読書録:アンチ整理術(森博嗣)

世の中、物を整理整頓することが正しいことで、整理整頓できるべきである、のような考え方が一般的ではないでしょうか。断捨離やミニマリストと言う言葉が流行しているのもそんな背景があるように思います。

かく言う僕もそのタイプで、整理整頓はしたいけど上手いことできずダメだなぁなんて感じたりしていますし、ミニマリストに対し憧れもあります。

一方、著者の森博嗣さんの場合は書斎も工作室も研究室も全て物で溢れ凄く散らかっているのですが、整理整頓の必要性は感じていないそうです。

断捨離についても、不要だと断言できるものは捨てれば良いが、自分で買った多くのものは将来役に立つかもしれないから捨てない、と。

更には、終活に向けての身辺整理も「そんなもの楽しいか?」と懐疑的で、残された家族が処分するだけのお金を残し、あとは残された側が自由にすれば良い、と言うスタンス。

このように、徹底して「物の整理整頓は必要性がない」と言う価値観を貫いています。

その背景には、森博嗣さんの仕事が創作活動だというのがあり、創作する上では全てのものがアイデアの元になるし、整理整頓は気持ち良いが、それをする時間があるなら創作活動に当てたい、と言う創作家らしい価値観があります。
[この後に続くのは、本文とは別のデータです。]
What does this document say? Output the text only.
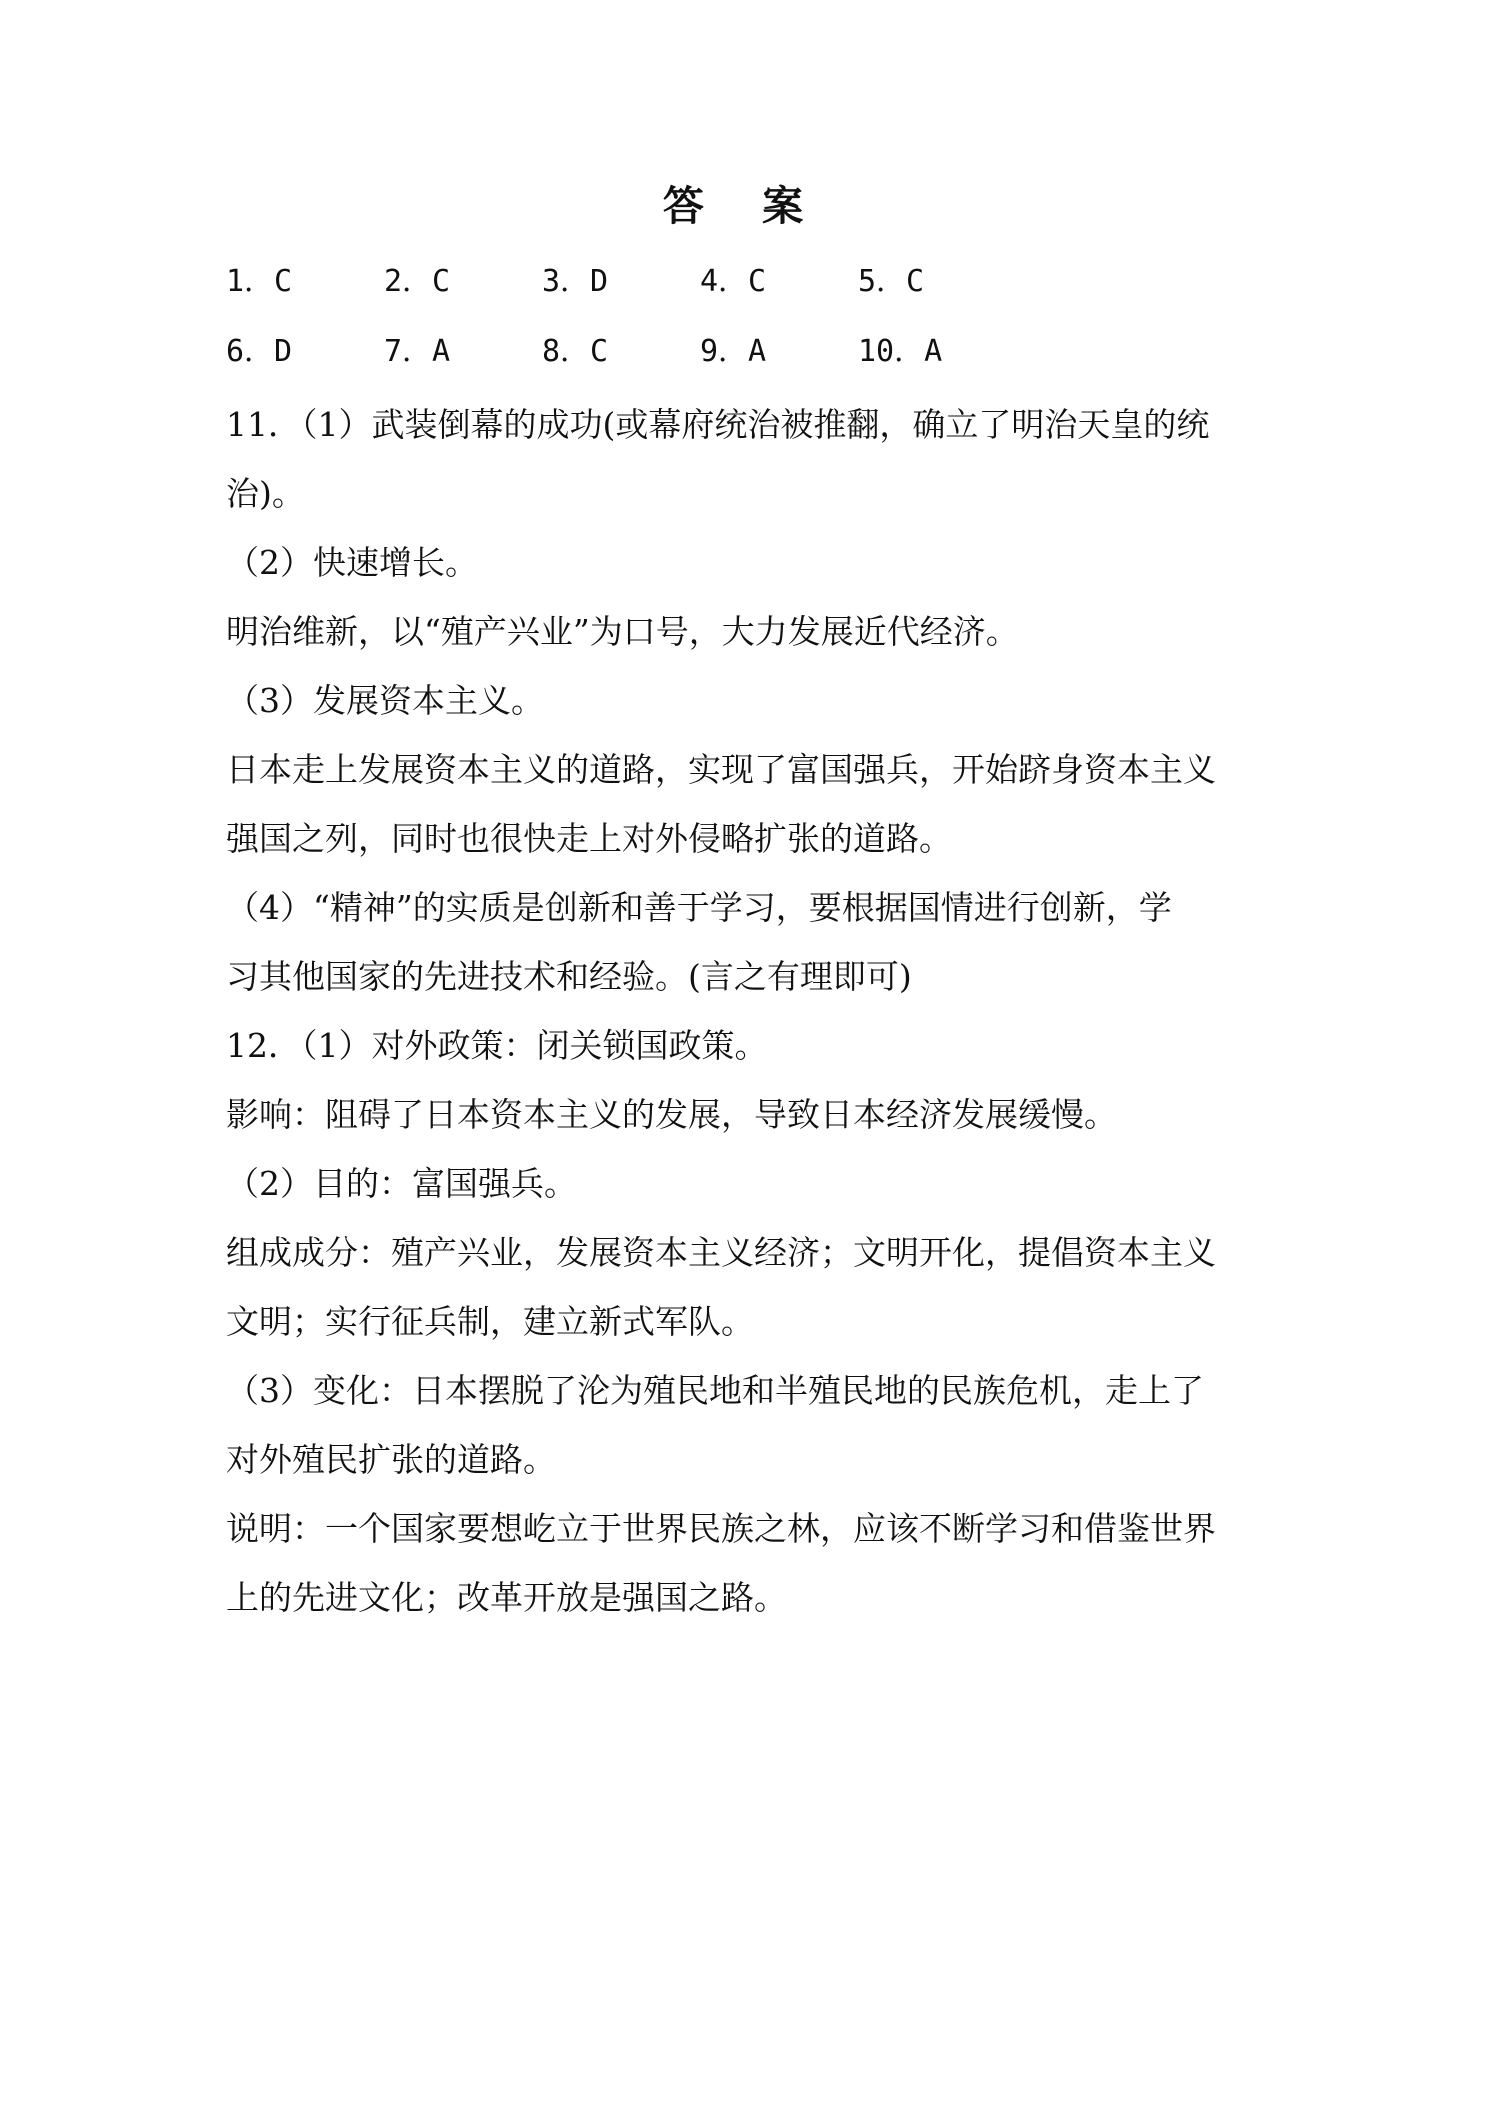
答 案
1．C	2．C	3．D	4．C	5．C
6．D	7．A	8．C	9．A	10．A
11．（1）武装倒幕的成功(或幕府统治被推翻，确立了明治天皇的统
治)。
（2）快速增长。
明治维新，以“殖产兴业”为口号，大力发展近代经济。
（3）发展资本主义。
日本走上发展资本主义的道路，实现了富国强兵，开始跻身资本主义
强国之列，同时也很快走上对外侵略扩张的道路。
（4）“精神”的实质是创新和善于学习，要根据国情进行创新，学
习其他国家的先进技术和经验。(言之有理即可)
12．（1）对外政策：闭关锁国政策。
影响：阻碍了日本资本主义的发展，导致日本经济发展缓慢。
（2）目的：富国强兵。
组成成分：殖产兴业，发展资本主义经济；文明开化，提倡资本主义
文明；实行征兵制，建立新式军队。
（3）变化：日本摆脱了沦为殖民地和半殖民地的民族危机，走上了
对外殖民扩张的道路。
说明：一个国家要想屹立于世界民族之林，应该不断学习和借鉴世界
上的先进文化；改革开放是强国之路。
そして、単に物の整理整頓の不必要なことを説くだけではなく、そうした「物」の整理整頓ではなく、自分の「思考」や「生き方」、そして「人間関係」などを整理整頓しよう、と言う点が本書の主題となっています。

物の整理整頓が不要と言う点にしても、単に現代の整理整頓ブームに反対しているのではなく、「なぜ整理整頓が正しいように感じるのか」「どういう環境では整理整頓が必要か」「何故自分にとって不要なのか」という点がロジカルに書かれており、そこには読者に対して「これが正しい」という説得は一切なく、「自分にとって整理整頓はどんな価値があるのか」を考えるきっかけを与えてくれるし、そうした「自分で考え続けることの大切さ(思考の整理整頓)」がメッセージになっています。

そんな本書は以下の目次で構成されています。

第一章 整理・整頓は何故必要か
第二章 環境が作業性に与える影響
第三章 思考に必要な整理
第四章 人間関係に必要な整理
第五章 自分自身の整理・整頓
第六章 本書の編集者との問答
第七章 創作における整理術
第八章 整理が必要な環境とは

全章通して「整理整頓」についての筆者の考えが横断的に述べられているのですが、第七章の「本書の編集者との問答」も個人的にとても参考になりました。

この第七章は、本書を執筆するにあたって編集者とメールでやりとりした文言がほぼコピペで書かれているのですが、全体的にこの編集者の方の悩み相談のような形で、例えば「地頭力って何?」「仕事に必要な知力とは?」「仕事ができないのは、何が問題?」と言うような質問に森博嗣さんが淡々と回答していきます。

そうした問いに対して、例えば

努力だろうが、知力だろうが、あるいは運だろうが、なんだって良いのです。ようは結果が出るかどうかです。世の中は非情ですからね。僕が見てきた範囲では、結果が出せれば、知力があった、努力した、などと評価されるだけです。知力や努力があれば、必ず結果が出せるわけではない、ということは、たぶん現実でしょう。とりあえずいえることは、手法なんかどうだって良い、ということです。どんな方法が最適かと考えるまえに、結果を出すことを考えましょう
    "アンチ整理術"より引用

のようなハッとする言葉があったり、最終的にはこの編集者に対して

どうも、これまでの話を聞いていると、貴方は、考えることが苦手なのでしょうね。だから、効率の良い方法を求めてしまう。計算はするから、数字と式を教えて欲しい、とおっしゃっているのです。
    "アンチ整理術"より引用

と超直球で答えていて、これもまた自分にもグサッときたりと、タメになる言葉が沢山ありました。

自分自身で考え続けることによって思考が整理整頓されていくのですね。

最後に、「自分自身を整理・整頓する」と言う文脈でさらに引用させていただきます。

自分自身を整理・整頓するとは、簡単にいえば、自分が生きるうえで、「一番大事なことは何か?」あるいは、「目指しているものの本質は何か?」を考えることだろう。それを考え尽くせば、余分なものが自然に排除され、頭はすっきりするし、行動も洗練されるように思う。
    "アンチ整理術"より引用

うーん、とても良い言葉。

整理・整頓を通じて自分の生き方も考えられる良書でした。